When I finally caught my breath, I asked Mom with my voice all high and screechy and freaked out, “What were you doing out there?”
Do you know what she said? Do you know what my deranged mother said?
“It’s too hot in here. I wanted to stand in the breeze.”
Fuck me. Here I am, doing my best to keep her hidden and safe, and she goes parading around in her drawers, inviting everyone to have a look. Adding insult to injury, I’m also busy doing my impression of Frosty the Snowman, feeling like a huge block of ice, and she’s hot. She’s sweating. Matter of fact, so am I. I’m sweating and cold all at once. I guess I am getting sick, though I’m going to have to fight through it. We cannot afford for me to be down with a cold or flu or whatever I’m getting.
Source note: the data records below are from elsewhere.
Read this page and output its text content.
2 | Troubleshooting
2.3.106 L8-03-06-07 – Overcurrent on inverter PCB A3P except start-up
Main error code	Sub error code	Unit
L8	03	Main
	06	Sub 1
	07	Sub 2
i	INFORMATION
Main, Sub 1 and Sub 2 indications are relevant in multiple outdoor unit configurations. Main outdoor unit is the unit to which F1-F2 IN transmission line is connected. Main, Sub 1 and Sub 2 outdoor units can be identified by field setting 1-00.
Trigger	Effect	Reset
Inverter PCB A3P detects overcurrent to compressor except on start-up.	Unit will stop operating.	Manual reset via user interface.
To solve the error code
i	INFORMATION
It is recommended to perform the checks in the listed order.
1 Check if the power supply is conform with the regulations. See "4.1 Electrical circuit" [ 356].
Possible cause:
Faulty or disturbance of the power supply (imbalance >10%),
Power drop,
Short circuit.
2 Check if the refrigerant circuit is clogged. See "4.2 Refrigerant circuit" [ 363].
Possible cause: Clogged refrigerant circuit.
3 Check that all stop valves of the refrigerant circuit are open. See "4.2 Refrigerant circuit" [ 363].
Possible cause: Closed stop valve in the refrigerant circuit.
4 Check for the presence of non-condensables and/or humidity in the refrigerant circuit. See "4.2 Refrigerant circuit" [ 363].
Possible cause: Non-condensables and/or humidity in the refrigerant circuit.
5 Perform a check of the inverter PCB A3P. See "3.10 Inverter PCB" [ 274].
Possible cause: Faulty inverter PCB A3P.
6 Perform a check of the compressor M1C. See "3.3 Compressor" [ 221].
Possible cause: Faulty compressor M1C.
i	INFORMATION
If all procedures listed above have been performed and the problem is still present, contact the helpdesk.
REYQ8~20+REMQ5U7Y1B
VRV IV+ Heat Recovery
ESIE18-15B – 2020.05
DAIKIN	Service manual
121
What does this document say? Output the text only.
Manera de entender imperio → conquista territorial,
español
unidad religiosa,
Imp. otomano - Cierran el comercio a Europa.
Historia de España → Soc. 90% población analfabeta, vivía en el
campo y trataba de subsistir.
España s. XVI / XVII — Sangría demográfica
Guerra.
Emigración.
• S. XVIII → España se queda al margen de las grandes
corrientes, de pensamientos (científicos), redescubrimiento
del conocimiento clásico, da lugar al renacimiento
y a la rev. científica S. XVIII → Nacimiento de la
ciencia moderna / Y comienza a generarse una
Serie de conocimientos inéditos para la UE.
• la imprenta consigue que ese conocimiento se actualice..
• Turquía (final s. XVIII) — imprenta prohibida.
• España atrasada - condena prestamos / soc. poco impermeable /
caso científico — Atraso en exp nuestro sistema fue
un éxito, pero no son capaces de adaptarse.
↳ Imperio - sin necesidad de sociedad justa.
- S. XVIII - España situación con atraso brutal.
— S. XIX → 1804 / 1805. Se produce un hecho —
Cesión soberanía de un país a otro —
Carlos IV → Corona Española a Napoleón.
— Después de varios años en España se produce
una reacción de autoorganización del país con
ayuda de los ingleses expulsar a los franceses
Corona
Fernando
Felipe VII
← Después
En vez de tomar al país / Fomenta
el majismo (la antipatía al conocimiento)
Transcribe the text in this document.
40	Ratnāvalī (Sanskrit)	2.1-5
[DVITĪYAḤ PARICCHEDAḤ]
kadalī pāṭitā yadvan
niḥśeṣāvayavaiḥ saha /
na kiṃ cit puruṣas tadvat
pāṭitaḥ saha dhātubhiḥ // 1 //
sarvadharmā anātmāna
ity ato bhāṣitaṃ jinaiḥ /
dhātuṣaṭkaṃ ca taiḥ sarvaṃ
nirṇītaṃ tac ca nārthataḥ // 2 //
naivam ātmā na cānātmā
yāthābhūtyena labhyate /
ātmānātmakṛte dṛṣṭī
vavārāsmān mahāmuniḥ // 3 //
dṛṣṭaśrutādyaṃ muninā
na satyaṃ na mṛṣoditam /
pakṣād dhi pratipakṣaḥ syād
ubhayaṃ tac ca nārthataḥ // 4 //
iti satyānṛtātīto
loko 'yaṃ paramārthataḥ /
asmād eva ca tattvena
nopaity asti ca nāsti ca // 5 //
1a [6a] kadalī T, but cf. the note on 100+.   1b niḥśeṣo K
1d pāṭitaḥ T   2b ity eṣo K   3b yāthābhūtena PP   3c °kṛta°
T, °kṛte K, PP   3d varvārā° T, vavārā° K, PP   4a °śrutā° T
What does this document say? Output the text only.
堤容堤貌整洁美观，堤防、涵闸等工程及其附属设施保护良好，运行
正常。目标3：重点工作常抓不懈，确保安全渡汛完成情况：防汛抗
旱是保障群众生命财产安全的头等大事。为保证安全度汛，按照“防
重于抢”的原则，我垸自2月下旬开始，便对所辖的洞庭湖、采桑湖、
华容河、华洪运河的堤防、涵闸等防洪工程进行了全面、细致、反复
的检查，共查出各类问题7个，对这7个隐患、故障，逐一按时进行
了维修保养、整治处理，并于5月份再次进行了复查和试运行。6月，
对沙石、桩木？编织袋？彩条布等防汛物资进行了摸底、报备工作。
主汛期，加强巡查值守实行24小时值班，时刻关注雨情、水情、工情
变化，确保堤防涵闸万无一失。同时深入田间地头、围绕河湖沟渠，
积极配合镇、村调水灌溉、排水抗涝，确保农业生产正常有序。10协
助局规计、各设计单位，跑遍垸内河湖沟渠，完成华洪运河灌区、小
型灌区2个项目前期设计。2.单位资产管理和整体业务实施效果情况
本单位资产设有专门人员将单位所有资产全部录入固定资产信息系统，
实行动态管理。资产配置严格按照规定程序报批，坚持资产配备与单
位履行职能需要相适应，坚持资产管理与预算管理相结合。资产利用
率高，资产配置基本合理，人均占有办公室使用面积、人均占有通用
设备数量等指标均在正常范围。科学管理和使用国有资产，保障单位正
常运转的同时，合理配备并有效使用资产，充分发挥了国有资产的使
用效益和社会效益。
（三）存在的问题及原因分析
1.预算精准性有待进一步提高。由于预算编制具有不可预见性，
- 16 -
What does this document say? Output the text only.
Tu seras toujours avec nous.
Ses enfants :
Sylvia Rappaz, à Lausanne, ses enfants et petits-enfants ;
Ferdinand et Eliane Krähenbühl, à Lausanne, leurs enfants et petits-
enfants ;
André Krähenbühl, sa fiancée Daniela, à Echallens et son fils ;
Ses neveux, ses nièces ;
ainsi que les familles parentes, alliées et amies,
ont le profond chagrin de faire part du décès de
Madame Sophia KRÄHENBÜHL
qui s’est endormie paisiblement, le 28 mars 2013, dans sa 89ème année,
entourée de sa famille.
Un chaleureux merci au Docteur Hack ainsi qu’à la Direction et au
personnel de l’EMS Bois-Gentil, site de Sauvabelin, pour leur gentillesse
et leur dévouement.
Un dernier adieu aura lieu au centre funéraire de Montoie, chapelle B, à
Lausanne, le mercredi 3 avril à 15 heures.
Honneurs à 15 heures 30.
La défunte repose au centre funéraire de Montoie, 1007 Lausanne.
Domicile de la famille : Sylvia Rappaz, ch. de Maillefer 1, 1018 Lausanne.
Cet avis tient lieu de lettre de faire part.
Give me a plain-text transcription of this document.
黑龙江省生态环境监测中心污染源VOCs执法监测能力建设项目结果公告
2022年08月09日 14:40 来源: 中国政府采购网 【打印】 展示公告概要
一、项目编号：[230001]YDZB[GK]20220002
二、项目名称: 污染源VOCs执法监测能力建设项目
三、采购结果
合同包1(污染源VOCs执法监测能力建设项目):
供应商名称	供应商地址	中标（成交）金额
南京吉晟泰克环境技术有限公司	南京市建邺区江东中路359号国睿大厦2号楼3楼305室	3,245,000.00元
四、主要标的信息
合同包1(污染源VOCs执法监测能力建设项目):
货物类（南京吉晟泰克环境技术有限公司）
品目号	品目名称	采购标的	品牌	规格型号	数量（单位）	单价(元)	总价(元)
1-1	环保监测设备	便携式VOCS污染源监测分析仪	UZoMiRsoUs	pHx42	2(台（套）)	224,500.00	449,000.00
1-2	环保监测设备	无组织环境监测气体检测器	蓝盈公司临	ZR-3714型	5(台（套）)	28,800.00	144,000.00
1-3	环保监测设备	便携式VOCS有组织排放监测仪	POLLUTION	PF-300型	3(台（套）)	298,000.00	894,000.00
Now I’m crying. And shivering. And coughing. And choking on an ocean of phlegm. I swear, sometimes I wish we’d been in D.C. when the bombs went off. Being dead has got to be better than living through this constant hell of pain and fear.
A
ugust 31
I’m going to make this entry short. We moved into one of the houses I broke into the other night for food. Mom seems happier, though she still wants to go to the Academy. I can’t get her to shut up about it.
I am really, really sick. I can’t stop coughing. I’m burning up one second, shaking from cold the next. I finally found some aspirin, thank God. It helps with some of the aches and hopefully is taking the fever down. I keep getting dizzy though. It feels like I might pass out sometimes.
Mom is scared. She thinks I’m going to die. She sits next to my bed, rocking and moaning like she’s already in mourning. I told her, “I lived through Armageddon, so no stupid flu is going to knock me down.” I just need to sleep for a bit. So tired. I’ll check back in later.